Who is accountable for FISMA?
The Federal Information Security Management Act requires that agencies develop and report on the adequacy of their cybersecurity controls each year. But whose job is it to ensure agencies improve their systems when they report weaknesses?
A House subcommittee posed this question Wednesday in the wake of cyber breaches at the Office of Personnel Management that have compromised personal information on more than 18 million federal employees, according to some reports. OPM was one of 19 federal Chief Financial Officers Act agencies last year that failed to meet FISMA standards in some capacity, and the lawmakers want to prevent those recent hacks from becoming “the tip of the iceberg.”
Rep. Dan Lipinski, D-Ill., ranking member of the House Committee on Science, Space and Technology’s Subcommittee on Research and Technology, said “it’s not acceptable for these data breaches to occur at OPM, in the government or in the private sector,” even though they frequently do. He asked the panel of federal IT auditors and cybersecurity experts before him who they thought should enforce FISMA and be held accountable for this type of breach.
Most pointed to the Office of Management and Budget, the agency tasked with administering the policy.
Michael Esser, OPM’s assistant inspector general for audits, said that while his office is tasked with performing the tests of OPM’s systems, “we have no enforcement authority.” Since OMB already collects the governmentwide FISMA reports, he said the office would probably be best suited to hold agencies to improving.
In terms of responsibility, rather than accountability, the Government Accountability Office’s Greg Wilshusen, director of information security issues, said FISMA defines that “it is clearly the responsibility of the head of each agency” to develop cybersecurity tools and processes to reduce the harm that could occur in some sort of IT failure or breach.
Wilshusen said that while some improvements have been made to the federal government’s cybersecurity posture, especially with the 2014 update to FISMA that emphasizes effectiveness testing and continuous monitoring, he would give the the federal government a “D” grade for cybersecurity.
“There are a number of actions that agencies need to take that they just haven’t taken,” he said.

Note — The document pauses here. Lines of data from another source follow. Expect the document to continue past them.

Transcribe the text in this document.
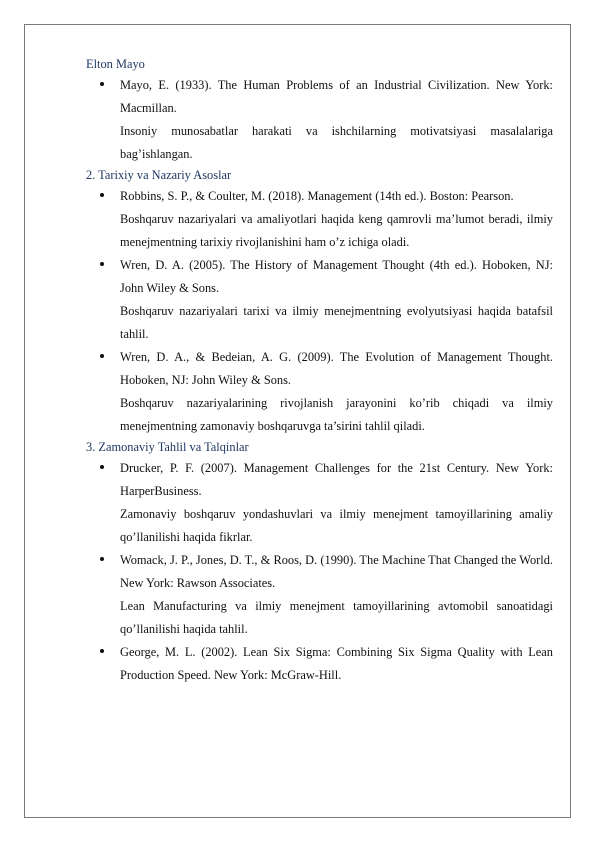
Elton Mayo
Mayo, E. (1933). The Human Problems of an Industrial Civilization. New York: Macmillan.
Insoniy munosabatlar harakati va ishchilarning motivatsiyasi masalalariga bag’ishlangan.
2. Tarixiy va Nazariy Asoslar
Robbins, S. P., & Coulter, M. (2018). Management (14th ed.). Boston: Pearson.
Boshqaruv nazariyalari va amaliyotlari haqida keng qamrovli ma’lumot beradi, ilmiy menejmentning tarixiy rivojlanishini ham o’z ichiga oladi.
Wren, D. A. (2005). The History of Management Thought (4th ed.). Hoboken, NJ: John Wiley & Sons.
Boshqaruv nazariyalari tarixi va ilmiy menejmentning evolyutsiyasi haqida batafsil tahlil.
Wren, D. A., & Bedeian, A. G. (2009). The Evolution of Management Thought. Hoboken, NJ: John Wiley & Sons.
Boshqaruv nazariyalarining rivojlanish jarayonini ko’rib chiqadi va ilmiy menejmentning zamonaviy boshqaruvga ta’sirini tahlil qiladi.
3. Zamonaviy Tahlil va Talqinlar
Drucker, P. F. (2007). Management Challenges for the 21st Century. New York: HarperBusiness.
Zamonaviy boshqaruv yondashuvlari va ilmiy menejment tamoyillarining amaliy qo’llanilishi haqida fikrlar.
Womack, J. P., Jones, D. T., & Roos, D. (1990). The Machine That Changed the World. New York: Rawson Associates.
Lean Manufacturing va ilmiy menejment tamoyillarining avtomobil sanoatidagi qo’llanilishi haqida tahlil.
George, M. L. (2002). Lean Six Sigma: Combining Six Sigma Quality with Lean Production Speed. New York: McGraw-Hill.
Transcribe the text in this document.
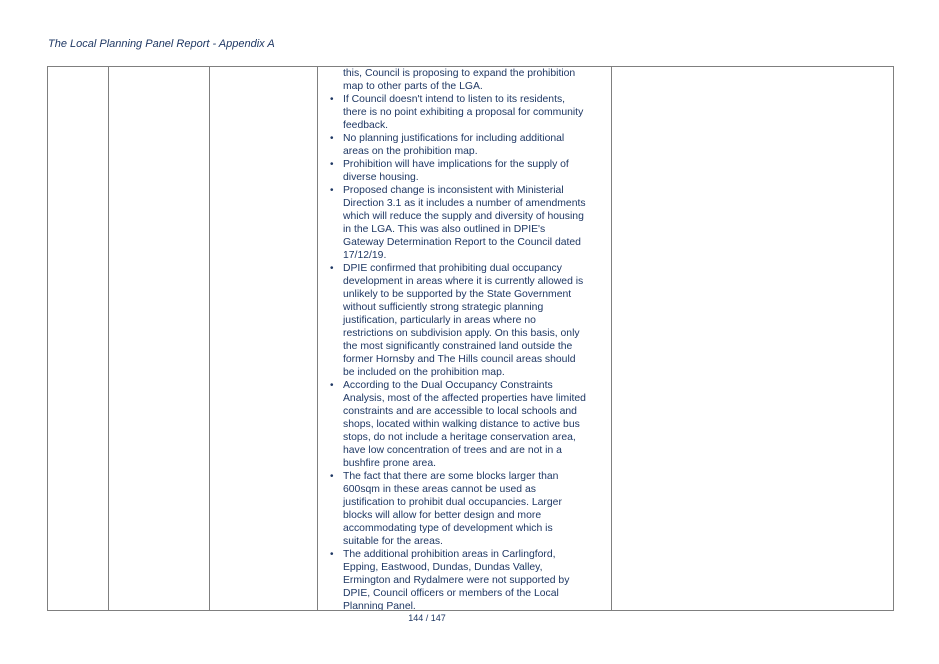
The Local Planning Panel Report - Appendix A
this, Council is proposing to expand the prohibition
map to other parts of the LGA.
• If Council doesn't intend to listen to its residents,
there is no point exhibiting a proposal for community
feedback.
• No planning justifications for including additional
areas on the prohibition map.
• Prohibition will have implications for the supply of
diverse housing.
• Proposed change is inconsistent with Ministerial
Direction 3.1 as it includes a number of amendments
which will reduce the supply and diversity of housing
in the LGA. This was also outlined in DPIE's
Gateway Determination Report to the Council dated
17/12/19.
• DPIE confirmed that prohibiting dual occupancy
development in areas where it is currently allowed is
unlikely to be supported by the State Government
without sufficiently strong strategic planning
justification, particularly in areas where no
restrictions on subdivision apply. On this basis, only
the most significantly constrained land outside the
former Hornsby and The Hills council areas should
be included on the prohibition map.
• According to the Dual Occupancy Constraints
Analysis, most of the affected properties have limited
constraints and are accessible to local schools and
shops, located within walking distance to active bus
stops, do not include a heritage conservation area,
have low concentration of trees and are not in a
bushfire prone area.
• The fact that there are some blocks larger than
600sqm in these areas cannot be used as
justification to prohibit dual occupancies. Larger
blocks will allow for better design and more
accommodating type of development which is
suitable for the areas.
• The additional prohibition areas in Carlingford,
Epping, Eastwood, Dundas, Dundas Valley,
Ermington and Rydalmere were not supported by
DPIE, Council officers or members of the Local
Planning Panel.
144 / 147
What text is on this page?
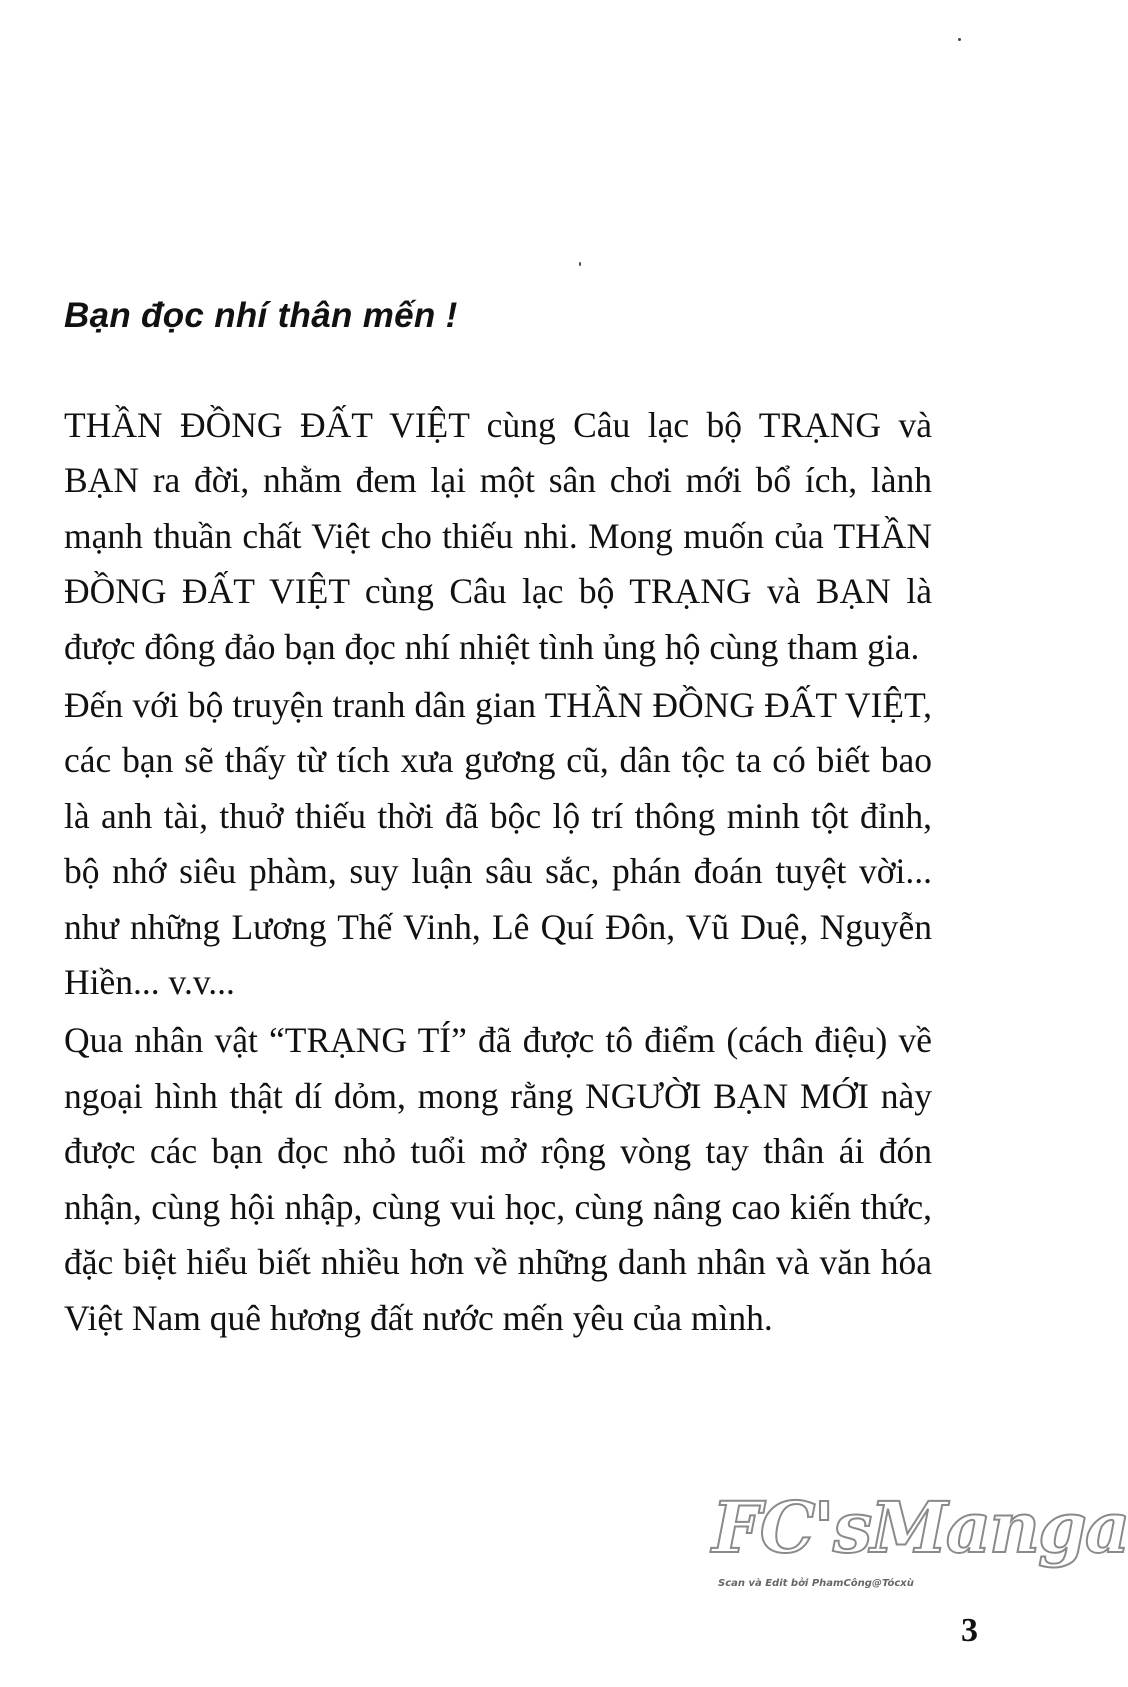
Bạn đọc nhí thân mến !

THẦN ĐỒNG ĐẤT VIỆT cùng Câu lạc bộ TRẠNG và BẠN ra đời, nhằm đem lại một sân chơi mới bổ ích, lành mạnh thuần chất Việt cho thiếu nhi. Mong muốn của THẦN ĐỒNG ĐẤT VIỆT cùng Câu lạc bộ TRẠNG và BẠN là được đông đảo bạn đọc nhí nhiệt tình ủng hộ cùng tham gia.

Đến với bộ truyện tranh dân gian THẦN ĐỒNG ĐẤT VIỆT, các bạn sẽ thấy từ tích xưa gương cũ, dân tộc ta có biết bao là anh tài, thuở thiếu thời đã bộc lộ trí thông minh tột đỉnh, bộ nhớ siêu phàm, suy luận sâu sắc, phán đoán tuyệt vời... như những Lương Thế Vinh, Lê Quí Đôn, Vũ Duệ, Nguyễn Hiền... v.v...

Qua nhân vật “TRẠNG TÍ” đã được tô điểm (cách điệu) về ngoại hình thật dí dỏm, mong rằng NGƯỜI BẠN MỚI này được các bạn đọc nhỏ tuổi mở rộng vòng tay thân ái đón nhận, cùng hội nhập, cùng vui học, cùng nâng cao kiến thức, đặc biệt hiểu biết nhiều hơn về những danh nhân và văn hóa Việt Nam quê hương đất nước mến yêu của mình.

FC'sManga
Scan và Edit bởi PhamCông@Tócxù
3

In the case of OPM, the subcommittee wished to ask Chief Information Officer Donna Seymour specifically how she thinks her agency can improve its IT security, but she declined an invitation to the hearing, according the Rep. Ralph Abraham, R-La.
Wilshusen listed a number of actions he suggested OPM and other agencies take, such as installing critical patches and fixing system weaknesses. He referenced a U.S. Computer Emergency Readiness Team alert from April to patch the top 30 known cybersecurity vulnerabilities, which could help prevent up to 85 percent of all targeted cyber attacks.
Esser pointed to instituting two-factor authentication. The panel of experts agreed this defense would have mitigated the effects of, if not prevented, the OPM breaches.
“Multifactor authentication would help to prevent or at least raise the bar” for an attack, Wilshusen said.
But there’s no one-off or even permanent solution to cybersecurity, the experts said.
“Nothing is 100 percent secure, but following those [FISMA] guidelines is the most effective way of securing a system,” said Charles Romine, director of the Information Technology Laboratory at the National Institute of Standards and Technology.
“Threats change every day,” Wilshusen said. And while he applauds the awareness that U.S. CIO Tony Scott and OMB’s recent 30-day cybersecurity sprint will bring, he said the federal government must maintain its cyber vigilance outside of daily headlines about hacks.
“After this 30 days, which expires on Sunday, if the agencies and federal government relax … I think that’s a mistake,” he said. “Cybersecurity is not a sprint, it’s a marathon.”